Advantages of the Use of SR-FT-IR Microspectroscopy:  Applications to Cultural Heritage

• Published in: Analytical chemistry (Washington) Vol. 77; no. 11; pp. 3444 - 3451
• Main Authors: Salvadó, Nati, Butí, Salvador, Tobin, Mark J, Pantos, Emmanuel, Prag, A. John N. W, Pradell, Trinitat
• Format: Journal Article
• Language: English
• Published: Washington, DC American Chemical Society 01.06.2005
• Subjects: Analytical chemistry; Chemistry; Comparative analysis; Exact sciences and technology; Fourier transforms; Signal to noise ratio; Spectrometric and optical methods; Bronze; High resolution; Fourier transform spectroscopy; Noise; Surface layer; Surface analysis; Binders; Inorganic compound; Direct method; Infrared spectrometry; Corrosion; Pigments; Microparticle; Spatial resolution; Synchrotron radiation; Organic compounds
• ISSN: 0003-2700; 1520-6882
• DOI: 10.1021/ac050126k

Synchrotron radiation Fourier transform infrared (SR-FT-IR) microspectroscopy represents an advance over conventional FT-IR spectroscopy because it gives a higher signal/noise ratio at the highest spatial resolution due to the high brightness and collimation of synchrotron radiation.
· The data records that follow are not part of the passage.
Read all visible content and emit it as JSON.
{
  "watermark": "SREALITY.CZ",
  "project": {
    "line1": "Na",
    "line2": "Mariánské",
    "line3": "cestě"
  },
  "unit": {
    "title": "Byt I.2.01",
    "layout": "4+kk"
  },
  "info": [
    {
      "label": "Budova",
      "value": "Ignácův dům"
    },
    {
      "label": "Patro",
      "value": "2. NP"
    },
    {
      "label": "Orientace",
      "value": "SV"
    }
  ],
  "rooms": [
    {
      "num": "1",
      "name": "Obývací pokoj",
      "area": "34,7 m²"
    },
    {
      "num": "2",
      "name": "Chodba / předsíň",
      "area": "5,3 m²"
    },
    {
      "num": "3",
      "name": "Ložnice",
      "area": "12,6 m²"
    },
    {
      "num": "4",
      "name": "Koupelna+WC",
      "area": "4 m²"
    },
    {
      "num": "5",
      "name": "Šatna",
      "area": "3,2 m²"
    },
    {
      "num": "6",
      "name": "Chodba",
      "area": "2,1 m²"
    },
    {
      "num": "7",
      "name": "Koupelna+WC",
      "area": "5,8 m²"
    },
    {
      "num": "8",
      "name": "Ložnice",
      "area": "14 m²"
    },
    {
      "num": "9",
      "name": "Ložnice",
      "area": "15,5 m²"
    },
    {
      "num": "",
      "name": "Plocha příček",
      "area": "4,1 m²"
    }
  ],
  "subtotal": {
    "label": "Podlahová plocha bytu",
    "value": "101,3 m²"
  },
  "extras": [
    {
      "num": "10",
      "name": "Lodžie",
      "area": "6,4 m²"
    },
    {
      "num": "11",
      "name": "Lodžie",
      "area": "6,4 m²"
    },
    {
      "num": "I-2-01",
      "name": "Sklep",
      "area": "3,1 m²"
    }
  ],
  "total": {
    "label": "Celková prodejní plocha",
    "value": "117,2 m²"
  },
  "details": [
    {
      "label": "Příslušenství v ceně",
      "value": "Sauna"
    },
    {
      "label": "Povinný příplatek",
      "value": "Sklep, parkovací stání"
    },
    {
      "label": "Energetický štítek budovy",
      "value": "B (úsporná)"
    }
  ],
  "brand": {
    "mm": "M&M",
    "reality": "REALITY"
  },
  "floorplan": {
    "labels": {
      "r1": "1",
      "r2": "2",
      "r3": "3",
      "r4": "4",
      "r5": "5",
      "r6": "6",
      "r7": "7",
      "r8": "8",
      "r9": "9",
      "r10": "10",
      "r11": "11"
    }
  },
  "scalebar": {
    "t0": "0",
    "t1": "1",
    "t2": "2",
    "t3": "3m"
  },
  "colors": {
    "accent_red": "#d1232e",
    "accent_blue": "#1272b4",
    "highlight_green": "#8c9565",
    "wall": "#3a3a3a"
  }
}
It has been successfully applied to the study of ancient paintings, alteration and corrosion layers which are heterogeneous microlayered materials made by complex mixtures of organic and inorganic compounds. Moreover, the high brightness attribute allows FT-IR spectra to be routinely obtained directly on the surfaces of the objects and opens the possibility for nondestructive testing of museum objects. We present in this paper a selection of applications of SR-FT-IR to the analysis of ancient paintings, alteration and corrosion layers where the technique has proven to be especially useful:  first, the separation and identification of pigment microparticles from ancient Roman wall paintings; second, the determination of the binding media and the byproducts resulting from the interaction between binders and pigments from medieval altarpieces; and third, the study of the surface corrosion layers of a bronze helmet by means of direct analysis of the surface.